DAY#1

Team brainstorming — Irfan(left) and Vivian(right) discussing different applications of ML on a self-driven car.

Day 1 out of 10:

Do you ever get stuck in traffic? Have you ever been annoyed by how inefficiently other people are at the wheel? In a world where more and more machines are automatised, one may wonder if the day when we all get home by cars that can drive themselves is still far ahead.

For that to happen, the technology surrounding that idea has to be deeply studied and experimented with. For a full understanding and a better use of the tools at our disposal the 4 authors of this project decided to immerse themselves on the study of Machine Learning and how to apply it to a reduced scale self-driven car.

Let me briefly contextualise and explain what the following 10 blog posts are all about.

Giacomo Ninniri, Irfan Durrani, Vivian Allen and myself, Alejandro Pitarch, compose an international team of 4 full-stack software engineers . Software development aside, we come from a wide range of different backgrounds, from Care Industry to Entrepreneurship's through Science or Mechanical and Aerospace Engineering. Our different perspectives and skill-sets give us a whole bunch of fresh and very diverse ideas to begin with.

Deciding the scope of our ML project — Giacomo drawing the different cases scenario in which our self-driven car may have to take decisions based on the input that it perceives from the environment.

Our first mission is to define the rules of the games. The project should have directions and specifications that we will use to delimit the scope. Once that point is agreed, we start by defining our Minimum Viable Product also known as MVP (as per our approach to programming and team projects, you may find many references to techniques that best represent the Agile values and principles).
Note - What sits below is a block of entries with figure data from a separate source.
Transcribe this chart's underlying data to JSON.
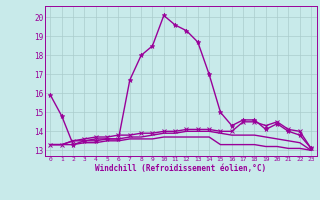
{
  "title": "",
  "xlabel": "Windchill (Refroidissement éolien,°C)",
  "ylabel": "",
  "bg_color": "#c8eaea",
  "line_color": "#990099",
  "grid_color": "#aacccc",
  "xlim": [
    -0.5,
    23.5
  ],
  "ylim": [
    12.7,
    20.6
  ],
  "yticks": [
    13,
    14,
    15,
    16,
    17,
    18,
    19,
    20
  ],
  "xticks": [
    0,
    1,
    2,
    3,
    4,
    5,
    6,
    7,
    8,
    9,
    10,
    11,
    12,
    13,
    14,
    15,
    16,
    17,
    18,
    19,
    20,
    21,
    22,
    23
  ],
  "series": [
    [
      15.9,
      14.8,
      13.3,
      13.5,
      13.5,
      13.6,
      13.6,
      16.7,
      18.0,
      18.5,
      20.1,
      19.6,
      19.3,
      18.7,
      17.0,
      15.0,
      14.3,
      14.6,
      14.6,
      14.1,
      14.4,
      14.0,
      13.8,
      13.1
    ],
    [
      13.3,
      13.3,
      13.3,
      13.4,
      13.4,
      13.5,
      13.5,
      13.6,
      13.6,
      13.6,
      13.7,
      13.7,
      13.7,
      13.7,
      13.7,
      13.3,
      13.3,
      13.3,
      13.3,
      13.2,
      13.2,
      13.1,
      13.1,
      13.0
    ],
    [
      13.3,
      13.3,
      13.5,
      13.5,
      13.6,
      13.6,
      13.6,
      13.7,
      13.7,
      13.8,
      13.9,
      13.9,
      14.0,
      14.0,
      14.0,
      13.9,
      13.8,
      13.8,
      13.8,
      13.7,
      13.6,
      13.5,
      13.4,
      13.0
    ],
    [
      13.3,
      13.3,
      13.5,
      13.6,
      13.7,
      13.7,
      13.8,
      13.8,
      13.9,
      13.9,
      14.0,
      14.0,
      14.1,
      14.1,
      14.1,
      14.0,
      14.0,
      14.5,
      14.5,
      14.3,
      14.5,
      14.1,
      14.0,
      13.1
    ]
  ],
  "marker_series": 0,
  "marker_x_series": 3
}
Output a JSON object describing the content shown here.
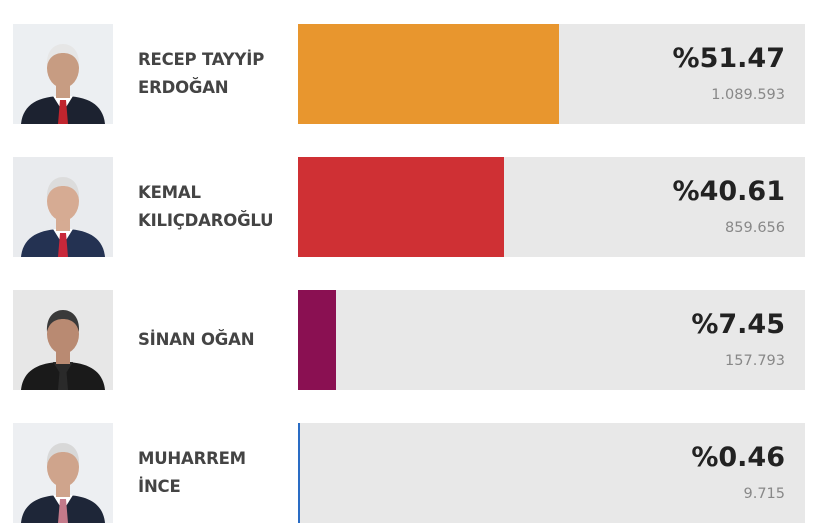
{
  "chart_data": {
    "type": "bar",
    "orientation": "horizontal",
    "xlim": [
      0,
      100
    ],
    "candidates": [
      {
        "name_line1": "RECEP TAYYİP",
        "name_line2": "ERDOĞAN",
        "percent_label": "%51.47",
        "percent": 51.47,
        "votes_label": "1.089.593",
        "color": "#e8962e",
        "photo": {
          "bg": "#eceff2",
          "hair": "#e6e6e6",
          "skin": "#c79c82",
          "suit": "#1c2230",
          "shirt": "#ffffff",
          "tie": "#c0252e"
        }
      },
      {
        "name_line1": "KEMAL",
        "name_line2": "KILIÇDAROĞLU",
        "percent_label": "%40.61",
        "percent": 40.61,
        "votes_label": "859.656",
        "color": "#cf3034",
        "photo": {
          "bg": "#e9ebee",
          "hair": "#dcdcdc",
          "skin": "#d6ab93",
          "suit": "#243252",
          "shirt": "#ffffff",
          "tie": "#c8283a"
        }
      },
      {
        "name_line1": "SİNAN OĞAN",
        "name_line2": "",
        "percent_label": "%7.45",
        "percent": 7.45,
        "votes_label": "157.793",
        "color": "#8a1052",
        "photo": {
          "bg": "#e7e7e7",
          "hair": "#3a3a3a",
          "skin": "#b98a72",
          "suit": "#1a1a1a",
          "shirt": "#2a2a2a",
          "tie": "#2a2a2a"
        }
      },
      {
        "name_line1": "MUHARREM",
        "name_line2": "İNCE",
        "percent_label": "%0.46",
        "percent": 0.46,
        "votes_label": "9.715",
        "color": "#2a6cc4",
        "photo": {
          "bg": "#edeff2",
          "hair": "#d8d8d8",
          "skin": "#cfa48c",
          "suit": "#1e2638",
          "shirt": "#ffffff",
          "tie": "#c47a8a"
        }
      }
    ]
  }
}
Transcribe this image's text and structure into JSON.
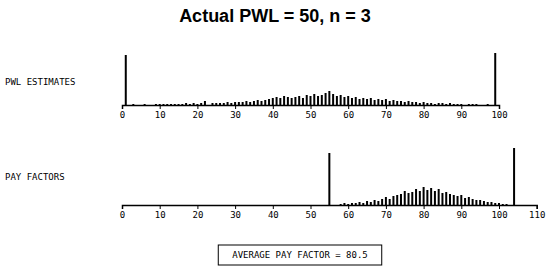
{
  "chart_data": [
    {
      "type": "bar",
      "title": "Actual PWL = 50, n = 3",
      "ylabel": "PWL ESTIMATES",
      "color": "#000000",
      "tick_labels": "x",
      "x": [
        1,
        2,
        3,
        4,
        5,
        6,
        7,
        8,
        9,
        10,
        11,
        12,
        13,
        14,
        15,
        16,
        17,
        18,
        19,
        20,
        21,
        22,
        23,
        24,
        25,
        26,
        27,
        28,
        29,
        30,
        31,
        32,
        33,
        34,
        35,
        36,
        37,
        38,
        39,
        40,
        41,
        42,
        43,
        44,
        45,
        46,
        47,
        48,
        49,
        50,
        51,
        52,
        53,
        54,
        55,
        56,
        57,
        58,
        59,
        60,
        61,
        62,
        63,
        64,
        65,
        66,
        67,
        68,
        69,
        70,
        71,
        72,
        73,
        74,
        75,
        76,
        77,
        78,
        79,
        80,
        81,
        82,
        83,
        84,
        85,
        86,
        87,
        88,
        89,
        90,
        91,
        92,
        93,
        94,
        95,
        96,
        97,
        98,
        99
      ],
      "values": [
        50,
        0,
        1,
        0,
        0,
        1,
        0,
        0,
        1,
        1,
        1,
        1,
        1,
        1,
        1,
        1,
        2,
        1,
        2,
        1,
        2,
        4,
        0,
        2,
        2,
        2,
        2,
        3,
        2,
        3,
        3,
        3,
        4,
        3,
        4,
        5,
        4,
        5,
        6,
        7,
        8,
        7,
        9,
        8,
        7,
        8,
        9,
        7,
        10,
        9,
        11,
        9,
        10,
        12,
        14,
        11,
        9,
        10,
        8,
        9,
        7,
        8,
        6,
        7,
        6,
        7,
        5,
        6,
        5,
        6,
        4,
        5,
        4,
        4,
        3,
        4,
        3,
        3,
        2,
        3,
        2,
        2,
        1,
        2,
        2,
        1,
        2,
        1,
        1,
        1,
        0,
        1,
        1,
        1,
        0,
        0,
        1,
        0,
        52
      ],
      "xlim": [
        0,
        100
      ],
      "xticks": [
        0,
        10,
        20,
        30,
        40,
        50,
        60,
        70,
        80,
        90,
        100
      ],
      "ylim": [
        0,
        52
      ]
    },
    {
      "type": "bar",
      "ylabel": "PAY FACTORS",
      "annotation": "AVERAGE PAY FACTOR = 80.5",
      "color": "#000000",
      "tick_labels": "x",
      "x": [
        55,
        56,
        57,
        58,
        59,
        60,
        61,
        62,
        63,
        64,
        65,
        66,
        67,
        68,
        69,
        70,
        71,
        72,
        73,
        74,
        75,
        76,
        77,
        78,
        79,
        80,
        81,
        82,
        83,
        84,
        85,
        86,
        87,
        88,
        89,
        90,
        91,
        92,
        93,
        94,
        95,
        96,
        97,
        98,
        99,
        100,
        101,
        102,
        103,
        104
      ],
      "values": [
        52,
        0,
        0,
        1,
        2,
        1,
        2,
        2,
        3,
        2,
        4,
        3,
        5,
        4,
        6,
        8,
        6,
        9,
        10,
        11,
        14,
        12,
        13,
        16,
        14,
        18,
        15,
        17,
        14,
        16,
        12,
        13,
        11,
        10,
        9,
        10,
        7,
        8,
        6,
        5,
        5,
        4,
        3,
        3,
        2,
        2,
        1,
        1,
        0,
        57
      ],
      "xlim": [
        0,
        110
      ],
      "xticks": [
        0,
        10,
        20,
        30,
        40,
        50,
        60,
        70,
        80,
        90,
        100,
        110
      ],
      "ylim": [
        0,
        57
      ]
    }
  ]
}
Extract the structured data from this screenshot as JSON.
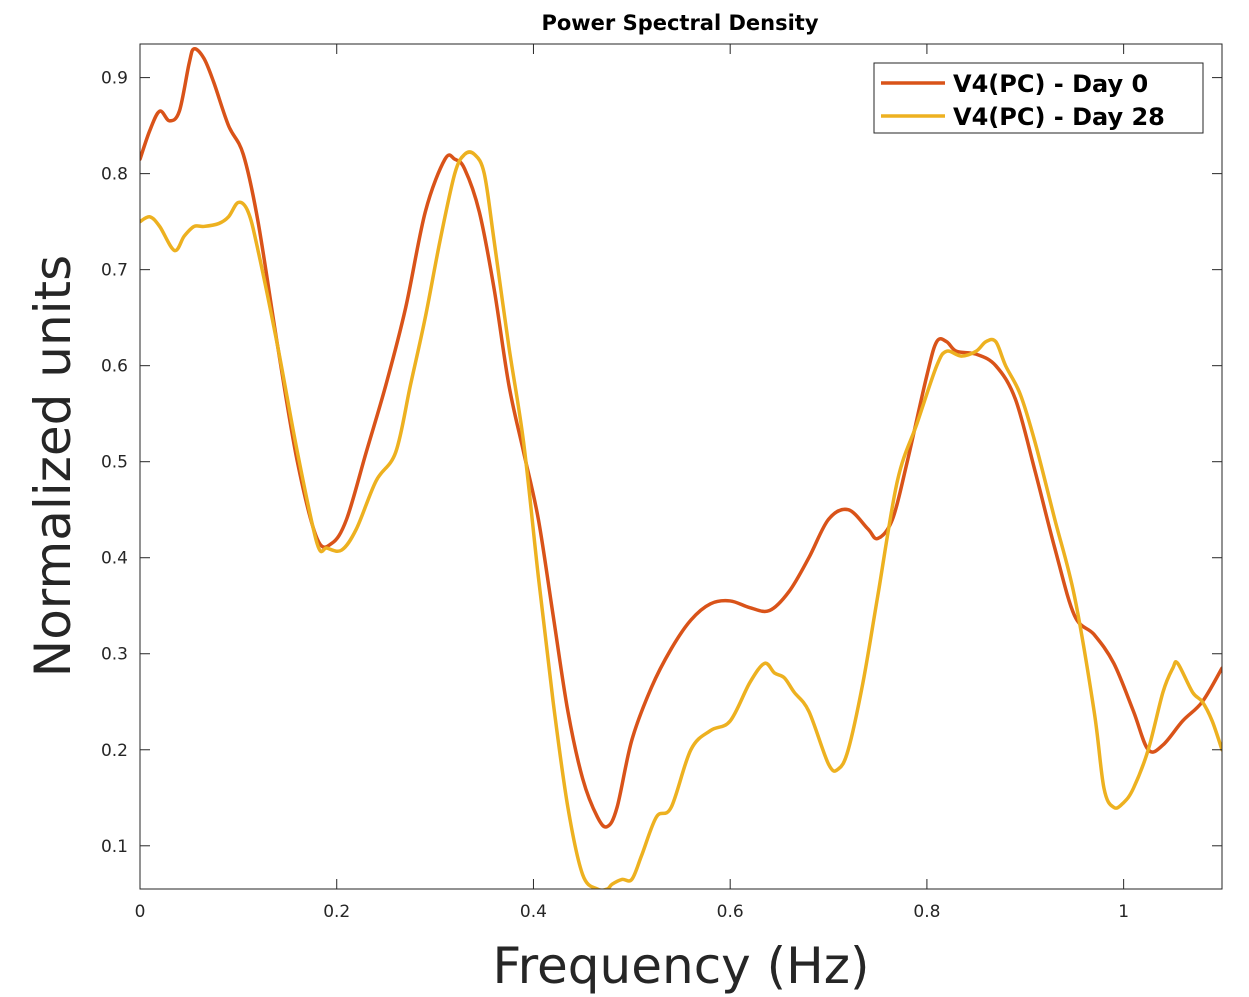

Our MVP, may well be expressed as follows:

“We aim to create a self-driven car which uses ML for it to take the best decisions (turning right, turning left, drive straight).
We will implement our solution on a small scale car that will drive itself through a random circuit.
Given a random circuit, we assume that the car keeps a constant speed and that it will face X-degree turns.”

Here is a hand drawn sketch that represent what above has been expressed in words:

MVP Sketch — Clear exception to the saying ‘’a picture is worth a thousand words”.

Ok, that sketch may not be self-explanatory, but we all understood it and, to us, it meat the same as the paragraph above. This was the minimum graphic representation that we needed to stay in the same page and efficiently move on.

After defining our common goal, the limits around it and the learning process and objectives that we wanted to follow, we agreed on a daily structure based on early morning stand-ups, late evening retrospectives and pair programming sessions in between.

We continue our first day splitting up and dividing some of the early tasks bearing in mind that we intend to get all ready to start writing code on DAY 2.

Irfan sets up a Github organisation for the team and starts it with a repo containing the hardware instructions. https://github.com/snAIl-ML

In order to allow the car to receive input from the environment, Vivian selects and orders the webcam that will be installed on top of the car connected to the Raspberry Pi.

While I create some designs for the team logo, Giacomo carries some ML research and Vivian designs a control schema for hardware and ML.

Hardware ML flow diagram — Vivian putting our thoughts and project structure in neat and well-organised schema.

The day concludes with some three more hours during which we all drive our learning through a tutorial of TensorFlow, followed by a retrospective of the challenges and wins of the first day.

I cannot finish this post and handover the next post to one of my teammates without first introducing you to the main character of this story:

Self-driven car — Formed by 4 small electrical motors whose shafts spin making the wheels rotate. The motors are fed by batteries at the rear of the car. It has 2 ultrasonic distance sensors, 1 at the front and 1 at the back. The sensors are connected to a Raspberry Pi computer to which the future USB webcam will be linked. On top of the platform that constitutes the structure of the car it can be appreciate a big black box which is the battery that supplies the energy for the Raspberry pi.